Have you ever looked at two marketers with the same number of years in the industry and wondered why one earns three times more than the other?
It happens all the time. And once you understand why, you can use it to grow your income. Let's answer this question by asking (and answering) the questions every marketing professional secretly wants answered.
"Isn't experience supposed to determine salary?"
Not as much as people think. Experience shows you have survived in the industry. Having experience does not automatically indicate that you can produce results.
A marketer with 5 years of experience posting content that gets little engagement is less valuable than a marketer with 2 years of experience who can prove they generated real sales from a campaign. Employers, especially remote and global ones, pay for proof of results, not proof of time served.
"So what actually determines a higher salary?"
Three things, mainly:
Can you prove your work made money or saved money?Is your skill rare, or can anyone learn it in a weekend?
Is your skill applicable globally or limited to local use?

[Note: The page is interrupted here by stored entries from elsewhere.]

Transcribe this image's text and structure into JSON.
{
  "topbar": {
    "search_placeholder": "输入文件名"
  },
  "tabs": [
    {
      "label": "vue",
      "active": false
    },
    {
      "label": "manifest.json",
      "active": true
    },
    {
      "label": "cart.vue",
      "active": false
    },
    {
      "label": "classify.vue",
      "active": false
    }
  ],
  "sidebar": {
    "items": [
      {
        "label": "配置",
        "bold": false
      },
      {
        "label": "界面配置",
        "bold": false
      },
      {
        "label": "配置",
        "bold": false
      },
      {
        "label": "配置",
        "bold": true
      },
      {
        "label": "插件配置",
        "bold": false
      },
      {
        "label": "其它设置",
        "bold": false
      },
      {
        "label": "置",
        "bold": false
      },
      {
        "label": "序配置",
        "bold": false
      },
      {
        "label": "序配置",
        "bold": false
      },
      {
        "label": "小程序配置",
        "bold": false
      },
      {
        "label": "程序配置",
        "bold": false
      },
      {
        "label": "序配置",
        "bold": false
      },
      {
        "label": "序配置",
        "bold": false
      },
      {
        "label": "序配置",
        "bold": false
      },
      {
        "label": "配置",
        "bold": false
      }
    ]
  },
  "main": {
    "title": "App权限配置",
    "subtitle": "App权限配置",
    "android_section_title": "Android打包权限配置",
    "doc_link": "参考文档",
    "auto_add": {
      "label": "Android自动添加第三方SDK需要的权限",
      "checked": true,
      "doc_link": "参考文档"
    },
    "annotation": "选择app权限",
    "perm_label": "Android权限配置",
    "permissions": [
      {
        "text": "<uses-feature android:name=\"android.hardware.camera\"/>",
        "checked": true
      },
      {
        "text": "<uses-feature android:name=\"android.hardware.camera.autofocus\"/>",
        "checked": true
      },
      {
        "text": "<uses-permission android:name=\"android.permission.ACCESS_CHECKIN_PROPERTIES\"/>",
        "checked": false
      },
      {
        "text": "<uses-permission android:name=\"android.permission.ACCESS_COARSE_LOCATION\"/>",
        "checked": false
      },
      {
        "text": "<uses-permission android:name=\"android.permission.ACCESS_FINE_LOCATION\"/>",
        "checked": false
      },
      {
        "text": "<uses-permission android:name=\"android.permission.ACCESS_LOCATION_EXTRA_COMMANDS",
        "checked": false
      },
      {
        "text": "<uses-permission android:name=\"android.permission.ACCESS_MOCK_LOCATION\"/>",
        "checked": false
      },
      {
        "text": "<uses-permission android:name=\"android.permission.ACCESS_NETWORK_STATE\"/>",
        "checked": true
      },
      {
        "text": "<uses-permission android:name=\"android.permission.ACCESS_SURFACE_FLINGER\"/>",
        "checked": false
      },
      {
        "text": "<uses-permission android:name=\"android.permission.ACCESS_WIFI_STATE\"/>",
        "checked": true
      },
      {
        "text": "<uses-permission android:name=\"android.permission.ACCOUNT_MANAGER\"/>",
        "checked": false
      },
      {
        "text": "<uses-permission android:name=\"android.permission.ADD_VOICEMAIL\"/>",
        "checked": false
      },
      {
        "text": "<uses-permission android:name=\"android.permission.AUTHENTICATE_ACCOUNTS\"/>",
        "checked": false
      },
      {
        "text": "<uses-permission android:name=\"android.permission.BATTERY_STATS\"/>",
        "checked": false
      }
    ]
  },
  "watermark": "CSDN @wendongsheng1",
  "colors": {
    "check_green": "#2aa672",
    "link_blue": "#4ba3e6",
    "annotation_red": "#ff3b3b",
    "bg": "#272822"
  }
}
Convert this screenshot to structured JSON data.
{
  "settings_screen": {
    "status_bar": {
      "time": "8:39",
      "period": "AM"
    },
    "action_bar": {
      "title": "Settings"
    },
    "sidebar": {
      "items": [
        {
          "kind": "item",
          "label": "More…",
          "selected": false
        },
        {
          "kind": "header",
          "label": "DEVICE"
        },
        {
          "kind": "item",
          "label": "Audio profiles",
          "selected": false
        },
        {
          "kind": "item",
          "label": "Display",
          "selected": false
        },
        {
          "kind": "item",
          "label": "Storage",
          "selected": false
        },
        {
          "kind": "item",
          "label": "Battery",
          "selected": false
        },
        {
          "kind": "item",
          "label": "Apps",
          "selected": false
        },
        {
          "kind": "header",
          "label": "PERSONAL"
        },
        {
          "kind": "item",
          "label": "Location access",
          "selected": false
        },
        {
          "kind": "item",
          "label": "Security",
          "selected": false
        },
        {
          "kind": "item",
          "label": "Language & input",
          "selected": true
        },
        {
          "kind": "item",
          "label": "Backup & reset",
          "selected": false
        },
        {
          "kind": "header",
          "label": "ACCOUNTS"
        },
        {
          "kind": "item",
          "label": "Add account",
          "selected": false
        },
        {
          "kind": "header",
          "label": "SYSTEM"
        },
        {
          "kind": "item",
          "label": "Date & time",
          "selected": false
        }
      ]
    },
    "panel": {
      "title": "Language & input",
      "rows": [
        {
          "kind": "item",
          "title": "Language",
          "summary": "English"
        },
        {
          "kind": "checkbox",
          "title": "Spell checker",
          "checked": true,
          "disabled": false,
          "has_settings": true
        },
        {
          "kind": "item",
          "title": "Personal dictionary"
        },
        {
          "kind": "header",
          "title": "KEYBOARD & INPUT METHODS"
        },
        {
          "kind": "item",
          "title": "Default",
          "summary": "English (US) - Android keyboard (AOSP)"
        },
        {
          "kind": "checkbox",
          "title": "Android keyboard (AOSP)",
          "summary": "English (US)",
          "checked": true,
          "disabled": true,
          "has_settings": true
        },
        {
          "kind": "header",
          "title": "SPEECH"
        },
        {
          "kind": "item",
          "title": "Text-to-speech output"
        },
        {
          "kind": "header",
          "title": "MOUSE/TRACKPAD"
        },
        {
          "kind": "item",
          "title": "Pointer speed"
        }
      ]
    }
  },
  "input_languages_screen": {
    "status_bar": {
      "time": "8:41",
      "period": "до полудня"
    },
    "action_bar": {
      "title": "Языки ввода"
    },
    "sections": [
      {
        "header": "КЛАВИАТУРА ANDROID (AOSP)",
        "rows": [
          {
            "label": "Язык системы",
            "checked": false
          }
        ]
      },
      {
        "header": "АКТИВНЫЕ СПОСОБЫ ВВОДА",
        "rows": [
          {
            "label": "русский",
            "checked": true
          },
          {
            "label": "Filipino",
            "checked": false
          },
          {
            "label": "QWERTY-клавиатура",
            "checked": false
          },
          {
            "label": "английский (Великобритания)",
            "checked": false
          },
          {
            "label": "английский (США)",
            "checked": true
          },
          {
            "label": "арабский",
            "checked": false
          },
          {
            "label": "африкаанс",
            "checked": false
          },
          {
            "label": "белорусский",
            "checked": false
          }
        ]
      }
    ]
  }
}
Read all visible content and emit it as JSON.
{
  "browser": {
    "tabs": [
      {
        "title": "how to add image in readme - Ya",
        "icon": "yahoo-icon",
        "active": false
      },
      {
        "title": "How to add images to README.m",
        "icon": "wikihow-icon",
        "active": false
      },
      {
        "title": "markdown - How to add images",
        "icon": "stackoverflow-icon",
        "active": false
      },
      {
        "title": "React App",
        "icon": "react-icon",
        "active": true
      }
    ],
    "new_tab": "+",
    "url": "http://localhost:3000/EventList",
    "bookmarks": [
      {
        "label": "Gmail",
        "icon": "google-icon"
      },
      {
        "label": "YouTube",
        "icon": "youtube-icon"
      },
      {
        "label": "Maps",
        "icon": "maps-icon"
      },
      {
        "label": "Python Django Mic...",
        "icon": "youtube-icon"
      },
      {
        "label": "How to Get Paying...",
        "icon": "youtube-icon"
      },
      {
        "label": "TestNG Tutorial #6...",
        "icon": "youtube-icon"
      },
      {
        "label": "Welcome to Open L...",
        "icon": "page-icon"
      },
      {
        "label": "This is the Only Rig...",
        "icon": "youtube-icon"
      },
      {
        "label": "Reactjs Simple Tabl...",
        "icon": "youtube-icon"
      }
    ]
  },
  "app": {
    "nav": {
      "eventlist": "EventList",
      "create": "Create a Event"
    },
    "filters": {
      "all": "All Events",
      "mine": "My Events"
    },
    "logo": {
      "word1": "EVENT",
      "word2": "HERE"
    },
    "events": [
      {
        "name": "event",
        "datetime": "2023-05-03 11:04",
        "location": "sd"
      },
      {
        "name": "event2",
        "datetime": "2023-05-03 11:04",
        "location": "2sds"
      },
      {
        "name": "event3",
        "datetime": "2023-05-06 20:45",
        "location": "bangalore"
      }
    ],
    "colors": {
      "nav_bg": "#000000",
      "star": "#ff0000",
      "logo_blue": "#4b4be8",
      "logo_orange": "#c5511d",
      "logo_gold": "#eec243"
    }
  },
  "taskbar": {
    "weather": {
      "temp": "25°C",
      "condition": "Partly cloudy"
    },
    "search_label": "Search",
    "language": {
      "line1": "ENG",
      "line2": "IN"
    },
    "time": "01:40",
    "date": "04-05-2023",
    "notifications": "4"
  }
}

Marketers earning 3x more usually score well on all three.
"What kind of marketer earns the most, then?"
The ones who work closest to revenue.
Ask yourself this: if a company had to cut half its marketing team tomorrow, who would they keep? Most companies keep the people directly connected to sales and growth performance marketers, growth marketers, and data analysts before they keep individuals whose value is harder to measure.
This means brand and content roles are important. It means they are often paid less because their impact is harder to put a number on.
"Does that mean creative and content marketers are stuck earning less forever?"
No. But it means they need to connect their creative work to results.
A content creator who says "I make posts" will likely earn less than one who says "I create content that grew our email list by 40% and helped generate GHC 50,000 in sales." Same skill. Different framing. Different pay.
"Why do some marketers with fewer years of experience get hired over senior ones?"
Because hiring managers, especially for remote roles, are asking a very specific question: "Can this person solve my problem starting today?"
A junior marketer with a strong skill, like running profitable Meta ads, can often solve a problem faster than a senior generalist lacking proven deep results in any area.
"Is it better to be a specialist or a generalist, then?"
For higher pay, a specialist almost always wins.
Generalists are useful for small local businesses that need one person to "do it all." But companies paying premium salaries, especially international ones, are usually hiring for a specific problem. They want the person who is excellent at solving that one problem, not someone who is mediocre at ten different things.
"What if I already have a lot of experience but I'm still not earning much?"
Ask yourself these honest questions:
Can I clearly explain the results I have produced, in numbers?
Do I have proof of my work (screenshots, reports, and case studies)?
Is my skill something companies outside Ghana would also pay for?
Have I been doing the same tasks for years without learning anything new?
If the answers point to "no," the issue is usually not a lack of experience. It is a lack of proof, focus, or an outdated skill set.
"So how does a marketer actually break into the 3x income bracket?"
By shifting focus in three ways:
From activity to results, stop saying "I manage social media" and start saying "I grew engagement and helped bring in Y leads."
From generalist to specialist, pick one high-value skill (performance marketing, analytics, CRM, or copywriting) and go deep.
From local thinking to global thinking, ask, "Would a company in another country pay for this skill?" If yes, you are on the right path.
"Is this transformation really possible for someone starting from a local, low-paying job?"
Yes. It happens often. The marketers who make the jump usually do three simple things:
They pick one skill and get excellent at it.
They collect proof of their results, even small wins.
They apply that skill to remote or freelance work, where pay is tied to results, not job title.
The gap between marketers earning average salaries and those earning 3x more is usually unrelated to tenure. It is about who can prove their work makes a business more money.
Ask yourself one last question: If you had to explain your value to a stranger in one sentence, using numbers, what would you say?
If that answer is not clear yet, that is precisely where to start building.